Teens should talk to any adult they trust: parents, guardians, friends, teachers, social workers, coaches, priests—there's help out there, know where to get support services in your town.”

“Working with middle and high schools, to have their support and come up with plans to help the kids, I think that's effective. The more we collaborate, the better we are—we need to work more as a community to help these kids, and have parents be supportive and understanding to help their children.”

“Teens need to be reminded to reach out. Go to Family Success Centers, share with teens information regarding service providers that may be of help, and find access to activities and services that afford families the opportunity to spend quality time together.”

“We need to switch our language and verbiage towards certain behaviors and accept others. We need open communication.”

“The most important thing is have the guts to ask if someone is okay.”

“We give out cards to students on what to do if they're upset and who to call. We have the support of our administration and talk about mental health in K-12, like how to identify if you have a problem, where to go, and who to trust.”

“We're all in this world together. I think that's what it's all about—having the guts to ask and help someone, to say, 'I'm here, you're not in it alone.'”

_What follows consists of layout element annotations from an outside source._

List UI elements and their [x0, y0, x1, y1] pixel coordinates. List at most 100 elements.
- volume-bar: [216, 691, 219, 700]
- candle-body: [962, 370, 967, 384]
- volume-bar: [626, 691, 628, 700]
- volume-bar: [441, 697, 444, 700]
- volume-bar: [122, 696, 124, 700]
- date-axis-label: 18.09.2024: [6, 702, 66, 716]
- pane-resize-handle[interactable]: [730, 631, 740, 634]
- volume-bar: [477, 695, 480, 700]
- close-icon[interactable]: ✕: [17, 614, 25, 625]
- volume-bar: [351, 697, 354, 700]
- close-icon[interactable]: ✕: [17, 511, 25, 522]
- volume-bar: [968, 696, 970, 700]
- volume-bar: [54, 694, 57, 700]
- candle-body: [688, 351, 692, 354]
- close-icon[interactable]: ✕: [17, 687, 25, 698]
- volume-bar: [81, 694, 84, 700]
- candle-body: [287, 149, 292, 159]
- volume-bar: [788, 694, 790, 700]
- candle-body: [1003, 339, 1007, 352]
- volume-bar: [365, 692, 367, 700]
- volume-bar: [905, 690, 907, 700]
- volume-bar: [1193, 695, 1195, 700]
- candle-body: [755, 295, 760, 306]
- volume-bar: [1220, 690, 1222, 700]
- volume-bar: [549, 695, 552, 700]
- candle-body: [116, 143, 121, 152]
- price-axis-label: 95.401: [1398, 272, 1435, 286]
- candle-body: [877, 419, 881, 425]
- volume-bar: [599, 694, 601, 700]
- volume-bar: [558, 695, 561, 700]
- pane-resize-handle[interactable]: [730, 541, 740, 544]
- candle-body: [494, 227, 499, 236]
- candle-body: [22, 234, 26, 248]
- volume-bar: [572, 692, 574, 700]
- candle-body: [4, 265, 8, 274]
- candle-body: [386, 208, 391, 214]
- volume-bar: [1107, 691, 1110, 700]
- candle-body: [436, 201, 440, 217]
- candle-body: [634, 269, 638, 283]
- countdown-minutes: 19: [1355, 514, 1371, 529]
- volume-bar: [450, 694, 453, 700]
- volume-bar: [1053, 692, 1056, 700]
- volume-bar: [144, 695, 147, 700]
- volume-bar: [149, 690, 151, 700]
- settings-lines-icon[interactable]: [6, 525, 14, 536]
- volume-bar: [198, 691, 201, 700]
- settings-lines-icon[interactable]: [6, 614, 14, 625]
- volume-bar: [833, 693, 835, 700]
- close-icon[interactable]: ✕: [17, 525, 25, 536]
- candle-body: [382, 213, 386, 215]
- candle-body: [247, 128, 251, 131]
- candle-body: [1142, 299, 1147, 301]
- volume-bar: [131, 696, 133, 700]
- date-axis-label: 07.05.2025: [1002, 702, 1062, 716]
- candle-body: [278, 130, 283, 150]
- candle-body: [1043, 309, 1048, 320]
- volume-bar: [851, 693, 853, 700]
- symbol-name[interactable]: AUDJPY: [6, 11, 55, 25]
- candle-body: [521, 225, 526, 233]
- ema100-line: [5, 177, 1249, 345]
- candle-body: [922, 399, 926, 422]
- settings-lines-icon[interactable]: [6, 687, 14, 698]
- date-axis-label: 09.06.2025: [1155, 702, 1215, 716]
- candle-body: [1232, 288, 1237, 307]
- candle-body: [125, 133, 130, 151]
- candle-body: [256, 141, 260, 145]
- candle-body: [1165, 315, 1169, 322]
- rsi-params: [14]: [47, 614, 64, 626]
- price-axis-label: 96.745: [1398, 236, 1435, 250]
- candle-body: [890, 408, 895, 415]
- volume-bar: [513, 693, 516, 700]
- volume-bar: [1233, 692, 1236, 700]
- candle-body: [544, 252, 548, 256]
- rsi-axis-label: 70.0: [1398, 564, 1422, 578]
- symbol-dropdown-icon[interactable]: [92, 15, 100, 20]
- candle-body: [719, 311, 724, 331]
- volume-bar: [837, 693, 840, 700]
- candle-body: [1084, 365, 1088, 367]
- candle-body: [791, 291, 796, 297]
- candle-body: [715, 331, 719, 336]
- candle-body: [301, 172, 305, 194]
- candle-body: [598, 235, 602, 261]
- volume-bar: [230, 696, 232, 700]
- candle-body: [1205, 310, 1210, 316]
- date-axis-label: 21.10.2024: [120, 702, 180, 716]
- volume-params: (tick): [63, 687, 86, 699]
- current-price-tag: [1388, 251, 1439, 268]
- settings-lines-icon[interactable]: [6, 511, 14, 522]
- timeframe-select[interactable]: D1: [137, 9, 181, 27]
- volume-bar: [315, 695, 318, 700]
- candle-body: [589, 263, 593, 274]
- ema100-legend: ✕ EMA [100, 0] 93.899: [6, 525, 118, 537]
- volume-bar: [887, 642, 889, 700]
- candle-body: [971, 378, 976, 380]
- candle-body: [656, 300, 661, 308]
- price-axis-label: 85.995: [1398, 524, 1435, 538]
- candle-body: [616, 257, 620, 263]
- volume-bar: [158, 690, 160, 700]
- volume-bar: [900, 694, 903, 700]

“If you think someone's struggling, don't be afraid to say, 'I noticed x, y, and z, are you okay?' It's never offensive to say, 'If you want to talk, I'm here. A real close second is practicing tolerance and compassion—one of worst things when any of us suffer is the stigma of not wanting others to know, so if we could eliminate that, I think more people would ask for help and not be afraid, embarrassed, or ashamed to not only ask, but to take it.”

“Sometimes for parents, fear looks like anger, and even though it may be a scary thing for parents to address, the first thing to they can do to effectively support their teen is to control their emotions. Then get support for them. Sometimes teens are afraid to tell their parents they're having an issue because they want to protect their parents, or are afraid they'll get upset, so taking a supportive stance is really useful.”